Even as Israelis and Jews the world over engage in practically nothing other than prayer and whatever else they can do for the three Hamas-kidnapped teenagers, it appears that for the international political arena, it’s business as usual.
Two examples come to mind. U.S. State Department spokesperson Jen Psaki’s comments over the past few days on this painful issue can be summed up in one sentence: “We urge the sides to exercise restraint.” This, even as Israel knows it must do whatever it can before time runs out.
Ms. Psaki confirmed that one of the kidnapped boys – Naftali Frankel of Nof Ayalon – is an American citizen, but most she did not even take the trouble to learn his name. “I believe his name has been reported,” she said in a Wednesday press briefing, but “I don’t have it in front of me right now.”
Asked if the U.S. bears any responsibility for the kidnapping, given its support for the new Fatah-Hamas government, Psaki allowed that Hamas is a terrorist organization, but that “we do not believe that Hamas plays a role in the government.” After further “nudging” by reporters, she finally acknowledged that “if we again were to find that an entity that we work with does not abide by the [Quartet’s] principles, we would re-evaluate our support and relationship.”

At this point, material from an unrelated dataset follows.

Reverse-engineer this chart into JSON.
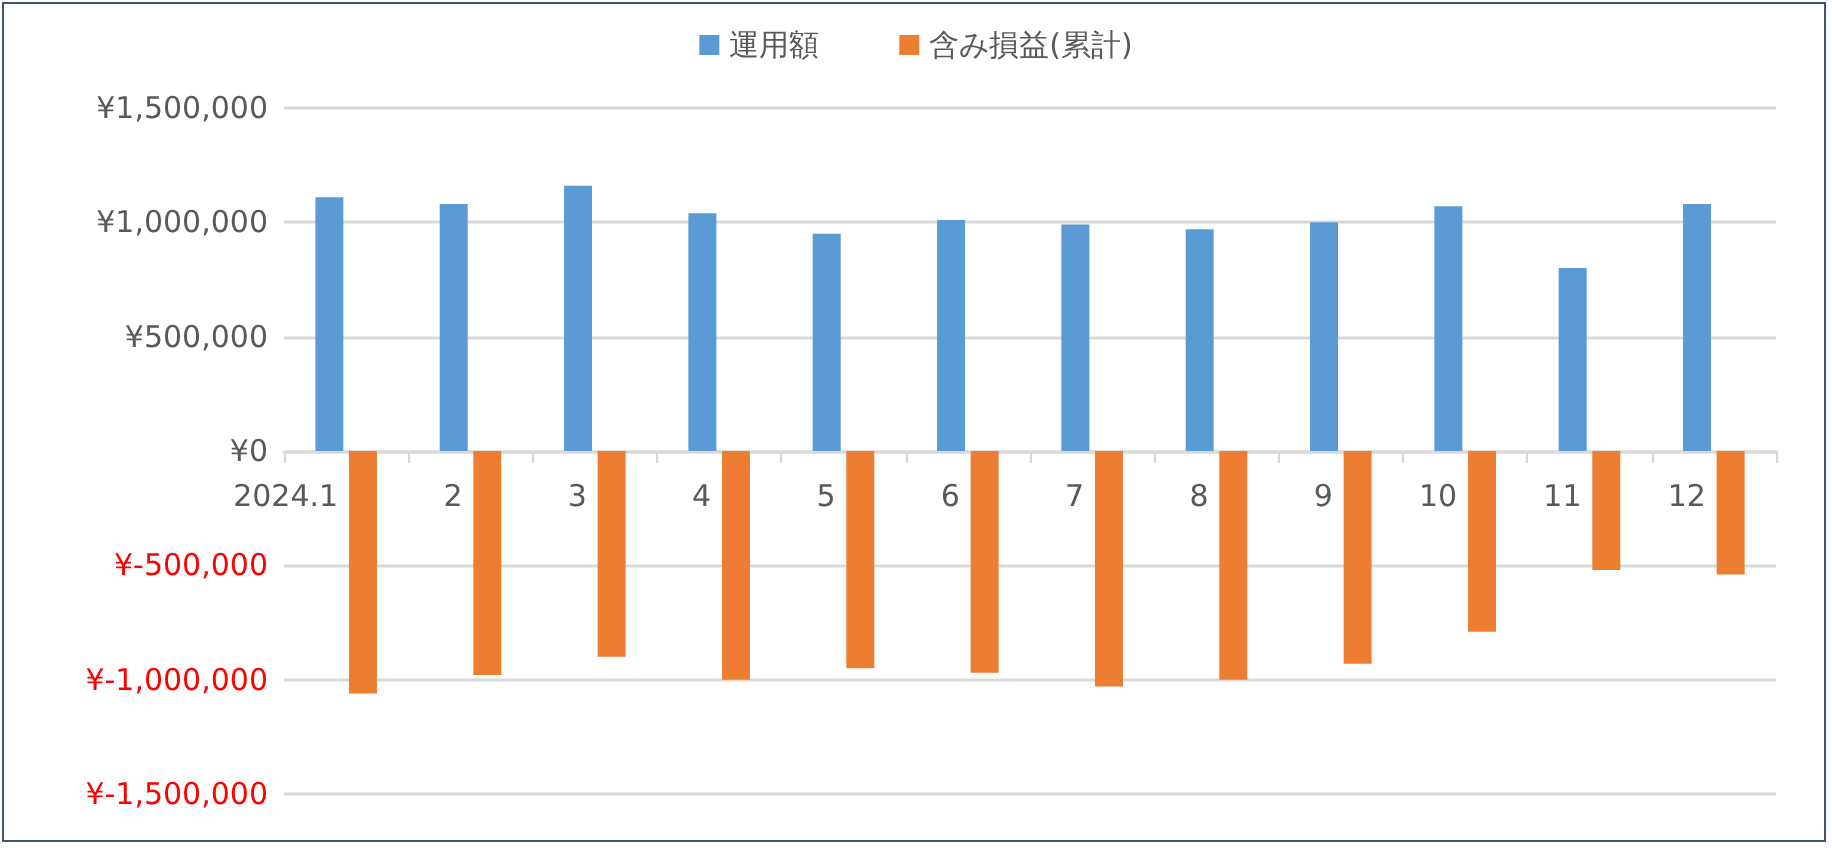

The second example of business as usual concerns Australia’s stance on Jerusalem. As recently reported, Australia had announced it would no longer term eastern Jerusalem an “occupied” area. Foreign Minister Julia Bishop said she knew of no law rendering the Jewish communities in Judea and Samaria illegal, and other Australian politicians echoed these sentiments. Calling the communities “illegal” does not help the peace process, Liberal MP Wyatt Roy stated, and even more significantly, Attorney General George Brandis refused, even under strong questioning in the Senate, to say that eastern Jerusalem is ”occupied” by Israel.
Crystallizing the Australian stance was Prime Minister Tony Abbott, who did not hesitate to advise his American hosts this month that it would be advisable for them “not to use terms which suggest that matters have been prejudged.… The truth is they’re disputed territories.”
Abruptly, however, in the midst of the terrorist kidnap crisis, Australia “clarified” last week that actually its position on “the legal status of the Palestinian territories, including east Jerusalem,” had not changed. This was clearly the result of heavy pressure from Arab countries, including an implied threat of a boycott.
Foreign Minister Bishop met with Islamic and Arab national ambassadors, and said afterward that her country’s position is “consistent with relevant UN resolution adopted over many years, including UN Security Council Resolutions 242 and 338.” She also wrote that the idea of not referring to Jerusalem as occupied is “about nomenclature, and not a comment on the legal status of the Palestinian territories.”
Interestingly, rather than bemoan the apparent Arab success in influencing Australian policy, we might be encouraged that the Australian cave-in appears to be quite minor. If, as Minister Bishop explained, the Australian position is limited to “nomenclature,” and Australia makes sure not to refer to “occupied East Jerusalem,” supporters of a unified Jerusalem under Israeli sovereignty have reason to celebrate. For “nomenclature” is truly the name of the game. The choice of words used by the media and public officials in describing current events is critical on the public relations battlefield, as even occasional news consumers are well aware.
As evidence, note the strenuous efforts of Islamic terrorists to ensure that the world media refer to them merely as “militants.” They have been quite successful: A Google search of the term “ISIS militants” – referring to the soon-to-be conquerors of Iraq who have been described as more cruel than al Qaeda – brings up 4.37 million instances, nearly 50 times more than “ISIS terrorists.”